Article Text
Abstract
Introduction Malignant bowel obstruction (MBO) is a distressing complication of cancer, causing symptoms including nausea, vomiting, pain, and constipation. It has a profound effect on quality of life, often requiring hospitalisation. There is a lack of data indicating how outcomes used to evaluate MBO in research and clinical practice are related to the patient experience, and what key features are important to them and their caregivers.
Aims To explore key features of the lived experience of people with MBO, their caregivers, and perspectives of healthcare professionals.
Methods Semi-structured interviews with people with MBO, their caregivers and healthcare professionals who manage this condition. Data were analysed using thematic analysis.

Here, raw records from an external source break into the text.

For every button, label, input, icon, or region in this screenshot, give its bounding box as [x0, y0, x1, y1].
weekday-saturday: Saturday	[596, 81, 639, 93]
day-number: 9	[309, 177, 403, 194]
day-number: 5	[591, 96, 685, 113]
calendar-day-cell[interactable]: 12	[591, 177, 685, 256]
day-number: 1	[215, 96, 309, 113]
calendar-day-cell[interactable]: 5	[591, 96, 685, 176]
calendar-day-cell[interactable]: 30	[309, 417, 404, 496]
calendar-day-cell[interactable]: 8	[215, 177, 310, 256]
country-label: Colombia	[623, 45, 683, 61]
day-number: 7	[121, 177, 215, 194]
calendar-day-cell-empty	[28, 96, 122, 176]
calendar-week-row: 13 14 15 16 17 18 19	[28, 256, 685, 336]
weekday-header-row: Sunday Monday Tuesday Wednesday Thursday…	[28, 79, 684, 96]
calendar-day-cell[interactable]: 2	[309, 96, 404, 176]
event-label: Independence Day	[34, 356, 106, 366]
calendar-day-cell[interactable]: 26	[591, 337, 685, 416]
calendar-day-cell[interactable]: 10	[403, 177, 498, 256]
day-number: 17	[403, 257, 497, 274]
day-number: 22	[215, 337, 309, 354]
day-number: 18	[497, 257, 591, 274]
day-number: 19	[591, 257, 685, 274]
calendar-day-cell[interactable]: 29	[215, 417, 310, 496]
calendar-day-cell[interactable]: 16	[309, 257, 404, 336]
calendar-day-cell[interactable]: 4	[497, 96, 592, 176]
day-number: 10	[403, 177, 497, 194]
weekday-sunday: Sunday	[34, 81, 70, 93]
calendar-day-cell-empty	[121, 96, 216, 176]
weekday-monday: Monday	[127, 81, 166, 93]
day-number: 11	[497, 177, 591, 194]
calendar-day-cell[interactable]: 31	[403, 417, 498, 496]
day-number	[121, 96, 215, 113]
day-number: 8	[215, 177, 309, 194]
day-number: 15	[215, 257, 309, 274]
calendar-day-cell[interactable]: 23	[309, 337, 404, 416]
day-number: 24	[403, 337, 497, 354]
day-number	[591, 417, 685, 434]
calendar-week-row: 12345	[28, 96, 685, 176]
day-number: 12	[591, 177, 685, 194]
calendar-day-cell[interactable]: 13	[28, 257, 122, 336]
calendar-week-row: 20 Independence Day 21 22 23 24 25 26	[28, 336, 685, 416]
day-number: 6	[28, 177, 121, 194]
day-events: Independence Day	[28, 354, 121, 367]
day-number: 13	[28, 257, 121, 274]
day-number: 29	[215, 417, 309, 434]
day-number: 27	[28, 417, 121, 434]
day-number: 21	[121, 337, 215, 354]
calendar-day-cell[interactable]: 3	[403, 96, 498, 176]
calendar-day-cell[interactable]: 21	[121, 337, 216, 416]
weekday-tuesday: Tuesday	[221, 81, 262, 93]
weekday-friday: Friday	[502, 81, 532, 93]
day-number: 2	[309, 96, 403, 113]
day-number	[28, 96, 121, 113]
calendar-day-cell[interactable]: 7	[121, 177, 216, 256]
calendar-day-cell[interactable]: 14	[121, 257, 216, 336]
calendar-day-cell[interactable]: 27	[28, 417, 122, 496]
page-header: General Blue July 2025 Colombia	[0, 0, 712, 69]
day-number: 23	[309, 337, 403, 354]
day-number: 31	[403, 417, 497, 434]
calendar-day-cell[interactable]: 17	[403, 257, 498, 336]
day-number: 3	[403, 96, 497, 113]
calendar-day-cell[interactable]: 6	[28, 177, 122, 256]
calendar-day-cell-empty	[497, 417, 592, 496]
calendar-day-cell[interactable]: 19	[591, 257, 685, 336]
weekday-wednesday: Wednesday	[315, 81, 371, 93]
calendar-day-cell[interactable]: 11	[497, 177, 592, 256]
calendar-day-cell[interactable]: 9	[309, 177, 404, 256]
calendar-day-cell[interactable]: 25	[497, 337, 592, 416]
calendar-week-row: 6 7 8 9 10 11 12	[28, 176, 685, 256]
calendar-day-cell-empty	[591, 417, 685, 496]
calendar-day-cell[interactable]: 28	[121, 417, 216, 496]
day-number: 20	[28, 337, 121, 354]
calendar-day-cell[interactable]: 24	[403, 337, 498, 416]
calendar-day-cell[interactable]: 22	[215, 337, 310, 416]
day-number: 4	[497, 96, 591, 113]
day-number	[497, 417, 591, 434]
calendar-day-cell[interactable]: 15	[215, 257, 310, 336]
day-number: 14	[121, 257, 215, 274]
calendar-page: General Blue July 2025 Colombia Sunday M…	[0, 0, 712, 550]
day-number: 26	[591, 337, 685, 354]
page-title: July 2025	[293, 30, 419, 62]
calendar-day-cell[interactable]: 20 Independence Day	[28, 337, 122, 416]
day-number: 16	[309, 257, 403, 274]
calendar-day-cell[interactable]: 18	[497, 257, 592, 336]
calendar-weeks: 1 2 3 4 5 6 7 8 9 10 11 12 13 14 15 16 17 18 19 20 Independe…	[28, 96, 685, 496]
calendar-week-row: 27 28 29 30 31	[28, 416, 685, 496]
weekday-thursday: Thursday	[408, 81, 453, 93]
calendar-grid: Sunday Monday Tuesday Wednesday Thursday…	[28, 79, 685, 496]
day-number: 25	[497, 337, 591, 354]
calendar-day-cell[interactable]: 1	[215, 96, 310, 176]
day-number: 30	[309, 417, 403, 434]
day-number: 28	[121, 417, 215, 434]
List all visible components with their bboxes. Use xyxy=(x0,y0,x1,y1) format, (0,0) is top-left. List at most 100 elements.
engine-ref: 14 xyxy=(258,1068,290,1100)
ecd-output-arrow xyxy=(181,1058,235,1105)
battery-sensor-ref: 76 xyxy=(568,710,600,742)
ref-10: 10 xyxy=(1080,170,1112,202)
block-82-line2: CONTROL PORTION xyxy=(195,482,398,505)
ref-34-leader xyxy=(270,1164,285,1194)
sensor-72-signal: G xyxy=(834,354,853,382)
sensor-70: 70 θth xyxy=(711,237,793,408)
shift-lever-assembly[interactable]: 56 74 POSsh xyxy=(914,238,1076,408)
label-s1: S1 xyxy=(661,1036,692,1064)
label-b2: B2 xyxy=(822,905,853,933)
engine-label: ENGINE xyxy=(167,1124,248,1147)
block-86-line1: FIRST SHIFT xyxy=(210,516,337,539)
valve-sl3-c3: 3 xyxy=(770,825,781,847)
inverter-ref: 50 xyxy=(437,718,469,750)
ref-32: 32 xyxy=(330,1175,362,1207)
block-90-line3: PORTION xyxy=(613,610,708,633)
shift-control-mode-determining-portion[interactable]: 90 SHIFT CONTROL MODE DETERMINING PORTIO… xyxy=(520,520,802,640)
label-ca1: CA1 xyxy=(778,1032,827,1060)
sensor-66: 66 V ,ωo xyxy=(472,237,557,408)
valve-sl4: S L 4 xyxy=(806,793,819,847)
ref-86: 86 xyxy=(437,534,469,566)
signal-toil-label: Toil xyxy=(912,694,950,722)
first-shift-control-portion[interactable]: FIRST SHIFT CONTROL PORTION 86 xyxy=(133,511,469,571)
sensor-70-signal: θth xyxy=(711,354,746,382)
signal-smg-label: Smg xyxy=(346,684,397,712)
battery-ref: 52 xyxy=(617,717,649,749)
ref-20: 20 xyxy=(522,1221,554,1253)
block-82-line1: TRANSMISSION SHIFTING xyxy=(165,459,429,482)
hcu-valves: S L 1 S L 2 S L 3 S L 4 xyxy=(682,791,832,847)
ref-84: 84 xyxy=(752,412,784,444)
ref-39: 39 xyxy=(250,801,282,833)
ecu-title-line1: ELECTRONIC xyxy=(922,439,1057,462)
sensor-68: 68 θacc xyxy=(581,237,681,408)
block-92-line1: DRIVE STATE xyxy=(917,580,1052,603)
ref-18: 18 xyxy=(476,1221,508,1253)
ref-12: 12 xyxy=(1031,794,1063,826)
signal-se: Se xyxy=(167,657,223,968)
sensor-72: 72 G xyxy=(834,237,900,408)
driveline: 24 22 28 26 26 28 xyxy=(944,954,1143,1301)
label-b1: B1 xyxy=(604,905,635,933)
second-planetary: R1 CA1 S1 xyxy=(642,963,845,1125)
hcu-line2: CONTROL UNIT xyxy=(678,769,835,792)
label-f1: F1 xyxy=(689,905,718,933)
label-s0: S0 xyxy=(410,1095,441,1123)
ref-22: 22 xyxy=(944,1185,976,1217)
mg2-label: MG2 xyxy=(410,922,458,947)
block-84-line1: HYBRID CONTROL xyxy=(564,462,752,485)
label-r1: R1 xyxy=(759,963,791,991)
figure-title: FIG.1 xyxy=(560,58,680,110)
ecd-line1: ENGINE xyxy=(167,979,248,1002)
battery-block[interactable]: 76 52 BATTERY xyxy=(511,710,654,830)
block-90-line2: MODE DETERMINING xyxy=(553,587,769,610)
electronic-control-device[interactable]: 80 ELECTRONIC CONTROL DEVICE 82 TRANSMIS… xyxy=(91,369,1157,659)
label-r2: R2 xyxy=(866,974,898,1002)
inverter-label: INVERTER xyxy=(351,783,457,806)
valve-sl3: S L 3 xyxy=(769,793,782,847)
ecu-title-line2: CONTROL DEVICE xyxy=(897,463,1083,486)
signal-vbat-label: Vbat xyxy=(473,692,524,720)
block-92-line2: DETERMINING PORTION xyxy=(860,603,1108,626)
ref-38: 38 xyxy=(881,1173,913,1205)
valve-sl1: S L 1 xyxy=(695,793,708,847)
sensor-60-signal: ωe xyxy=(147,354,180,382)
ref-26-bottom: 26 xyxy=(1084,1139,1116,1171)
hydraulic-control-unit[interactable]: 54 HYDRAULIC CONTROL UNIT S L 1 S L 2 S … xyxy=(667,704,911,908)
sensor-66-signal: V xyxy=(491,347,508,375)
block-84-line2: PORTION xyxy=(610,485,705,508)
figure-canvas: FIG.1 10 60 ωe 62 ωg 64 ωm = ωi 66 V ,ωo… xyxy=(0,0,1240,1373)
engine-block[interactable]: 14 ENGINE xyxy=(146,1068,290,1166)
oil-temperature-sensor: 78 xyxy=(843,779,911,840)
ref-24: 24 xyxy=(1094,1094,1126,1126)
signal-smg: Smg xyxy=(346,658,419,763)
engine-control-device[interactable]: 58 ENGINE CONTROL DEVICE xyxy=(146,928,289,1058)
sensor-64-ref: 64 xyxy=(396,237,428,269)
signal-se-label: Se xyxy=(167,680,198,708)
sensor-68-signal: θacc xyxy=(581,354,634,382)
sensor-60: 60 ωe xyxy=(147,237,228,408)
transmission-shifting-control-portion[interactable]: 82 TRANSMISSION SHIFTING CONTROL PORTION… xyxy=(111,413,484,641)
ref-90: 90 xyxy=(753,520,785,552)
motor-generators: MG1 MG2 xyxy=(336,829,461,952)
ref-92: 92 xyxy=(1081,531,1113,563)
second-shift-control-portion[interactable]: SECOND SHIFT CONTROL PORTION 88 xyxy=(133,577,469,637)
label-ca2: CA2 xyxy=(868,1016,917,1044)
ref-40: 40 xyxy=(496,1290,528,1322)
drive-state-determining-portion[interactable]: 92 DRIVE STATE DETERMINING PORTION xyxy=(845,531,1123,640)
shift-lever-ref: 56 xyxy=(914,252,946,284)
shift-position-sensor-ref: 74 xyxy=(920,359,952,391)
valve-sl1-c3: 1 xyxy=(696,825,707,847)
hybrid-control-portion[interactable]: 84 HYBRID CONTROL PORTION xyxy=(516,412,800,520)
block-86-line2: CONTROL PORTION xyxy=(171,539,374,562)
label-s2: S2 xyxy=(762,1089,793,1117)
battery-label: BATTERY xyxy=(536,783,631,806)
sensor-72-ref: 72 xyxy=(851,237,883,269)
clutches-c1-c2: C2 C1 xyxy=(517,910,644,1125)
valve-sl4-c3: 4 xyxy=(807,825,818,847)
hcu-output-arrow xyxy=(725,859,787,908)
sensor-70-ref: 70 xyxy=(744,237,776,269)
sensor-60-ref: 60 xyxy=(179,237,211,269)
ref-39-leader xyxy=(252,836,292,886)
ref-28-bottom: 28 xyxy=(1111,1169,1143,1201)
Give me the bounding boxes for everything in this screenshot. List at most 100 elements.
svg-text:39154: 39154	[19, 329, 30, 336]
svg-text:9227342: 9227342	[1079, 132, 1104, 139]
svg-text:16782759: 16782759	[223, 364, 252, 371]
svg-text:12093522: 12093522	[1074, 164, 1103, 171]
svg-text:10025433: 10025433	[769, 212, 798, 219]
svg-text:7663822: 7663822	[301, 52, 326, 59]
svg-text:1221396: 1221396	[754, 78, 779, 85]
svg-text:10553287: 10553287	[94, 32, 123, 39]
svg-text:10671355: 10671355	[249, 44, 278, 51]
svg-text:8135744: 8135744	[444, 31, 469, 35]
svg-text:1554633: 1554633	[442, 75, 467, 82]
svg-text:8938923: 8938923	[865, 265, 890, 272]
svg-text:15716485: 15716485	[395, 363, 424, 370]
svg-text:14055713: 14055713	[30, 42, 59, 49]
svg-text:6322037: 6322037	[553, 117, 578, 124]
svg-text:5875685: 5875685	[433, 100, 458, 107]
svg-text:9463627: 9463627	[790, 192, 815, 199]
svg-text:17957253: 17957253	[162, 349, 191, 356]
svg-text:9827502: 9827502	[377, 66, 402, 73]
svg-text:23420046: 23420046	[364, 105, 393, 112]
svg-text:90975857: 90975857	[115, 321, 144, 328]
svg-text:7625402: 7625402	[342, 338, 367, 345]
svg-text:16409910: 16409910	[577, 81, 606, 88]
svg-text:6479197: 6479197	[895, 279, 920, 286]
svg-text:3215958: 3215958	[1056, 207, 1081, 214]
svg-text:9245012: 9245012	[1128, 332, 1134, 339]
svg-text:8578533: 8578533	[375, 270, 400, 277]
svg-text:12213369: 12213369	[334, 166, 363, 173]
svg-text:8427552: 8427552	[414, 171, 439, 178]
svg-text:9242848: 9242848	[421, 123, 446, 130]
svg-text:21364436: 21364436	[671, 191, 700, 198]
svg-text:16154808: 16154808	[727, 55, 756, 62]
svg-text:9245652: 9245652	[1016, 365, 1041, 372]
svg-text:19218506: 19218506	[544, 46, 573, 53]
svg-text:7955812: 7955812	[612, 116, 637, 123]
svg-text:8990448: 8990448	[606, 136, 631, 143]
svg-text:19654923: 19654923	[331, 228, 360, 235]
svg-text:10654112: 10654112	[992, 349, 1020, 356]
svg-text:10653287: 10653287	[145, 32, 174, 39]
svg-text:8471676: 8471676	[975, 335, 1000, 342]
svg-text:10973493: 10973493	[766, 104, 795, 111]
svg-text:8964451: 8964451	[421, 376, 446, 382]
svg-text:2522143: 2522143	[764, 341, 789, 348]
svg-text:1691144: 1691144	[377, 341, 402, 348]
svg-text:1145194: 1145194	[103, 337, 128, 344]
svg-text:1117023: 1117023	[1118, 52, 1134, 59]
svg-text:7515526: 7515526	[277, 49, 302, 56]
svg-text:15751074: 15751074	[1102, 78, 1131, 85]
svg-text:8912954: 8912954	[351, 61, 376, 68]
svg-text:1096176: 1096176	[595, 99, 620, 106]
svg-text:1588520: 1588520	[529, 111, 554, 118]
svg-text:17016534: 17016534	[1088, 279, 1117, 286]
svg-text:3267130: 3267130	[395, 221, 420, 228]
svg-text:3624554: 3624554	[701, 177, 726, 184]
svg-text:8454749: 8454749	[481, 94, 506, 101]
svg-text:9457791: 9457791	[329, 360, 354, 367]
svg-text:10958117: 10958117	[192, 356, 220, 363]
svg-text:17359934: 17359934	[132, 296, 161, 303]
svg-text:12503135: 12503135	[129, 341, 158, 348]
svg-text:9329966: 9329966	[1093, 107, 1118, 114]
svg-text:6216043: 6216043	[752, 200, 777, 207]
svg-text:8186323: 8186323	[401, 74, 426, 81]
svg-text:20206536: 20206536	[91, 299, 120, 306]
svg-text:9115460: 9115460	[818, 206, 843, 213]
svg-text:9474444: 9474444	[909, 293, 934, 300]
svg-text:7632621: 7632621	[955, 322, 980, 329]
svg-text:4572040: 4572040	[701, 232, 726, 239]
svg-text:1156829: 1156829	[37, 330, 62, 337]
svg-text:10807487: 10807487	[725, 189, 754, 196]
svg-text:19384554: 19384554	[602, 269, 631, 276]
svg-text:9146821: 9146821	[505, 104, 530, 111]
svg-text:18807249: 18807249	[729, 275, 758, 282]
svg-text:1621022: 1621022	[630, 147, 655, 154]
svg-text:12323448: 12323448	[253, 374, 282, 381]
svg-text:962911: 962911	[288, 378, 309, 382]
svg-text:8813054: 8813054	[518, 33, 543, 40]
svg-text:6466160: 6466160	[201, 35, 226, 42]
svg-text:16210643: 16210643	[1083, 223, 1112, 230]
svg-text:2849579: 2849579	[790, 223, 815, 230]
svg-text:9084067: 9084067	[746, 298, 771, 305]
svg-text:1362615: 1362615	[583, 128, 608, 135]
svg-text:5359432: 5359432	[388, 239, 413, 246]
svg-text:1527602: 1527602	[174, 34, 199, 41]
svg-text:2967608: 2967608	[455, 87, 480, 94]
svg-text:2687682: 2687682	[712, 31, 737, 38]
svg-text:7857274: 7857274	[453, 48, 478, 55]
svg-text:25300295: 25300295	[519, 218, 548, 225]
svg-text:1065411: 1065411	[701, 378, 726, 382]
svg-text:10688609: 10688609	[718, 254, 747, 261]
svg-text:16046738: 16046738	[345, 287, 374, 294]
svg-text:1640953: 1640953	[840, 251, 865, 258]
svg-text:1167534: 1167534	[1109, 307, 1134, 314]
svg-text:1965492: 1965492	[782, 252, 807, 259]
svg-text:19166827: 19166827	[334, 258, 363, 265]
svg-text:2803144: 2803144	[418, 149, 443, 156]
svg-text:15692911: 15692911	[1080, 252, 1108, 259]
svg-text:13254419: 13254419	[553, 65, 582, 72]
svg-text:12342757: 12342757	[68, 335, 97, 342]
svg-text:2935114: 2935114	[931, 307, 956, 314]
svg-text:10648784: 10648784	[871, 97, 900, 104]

Results Eight people with MBO, two caregivers and 19 healthcare professionals were interviewed. Five themes were generated: 1. Symptom and treatment burden; 2. Psychological, social and functional implications; 3. Complexities and challenges of care (variability and uncertainty of management outcomes); 4. Collaborative care and communication; and 5. Nature and trajectory of MBO. The interviews highlight the devastating impact of symptoms of MBO, and side effects of treatment. MBO affected psychological, social and functional aspects of patients’ quality of life. Healthcare professionals described the complex challenges of managing MBO, from uncertain guidelines to the variability of each individual case and the difficulties surrounding communication of a diagnosis of MBO, and its impact.
Conclusions These findings highlight the challenges posed for healthcare professionals managing MBO, and the high burden of symptoms on patients and caregivers, including psychological and social impact on patients’ quality of life. Patient-relevant goals of care should be collaboratively explored and understood by practitioners, patients and caregivers.
Impact Outcomes from these interviews have been used to inform a core outcome set for inoperable MBO, focused on prioritising patient-relevant outcomes that should be measured in research and clinical practice.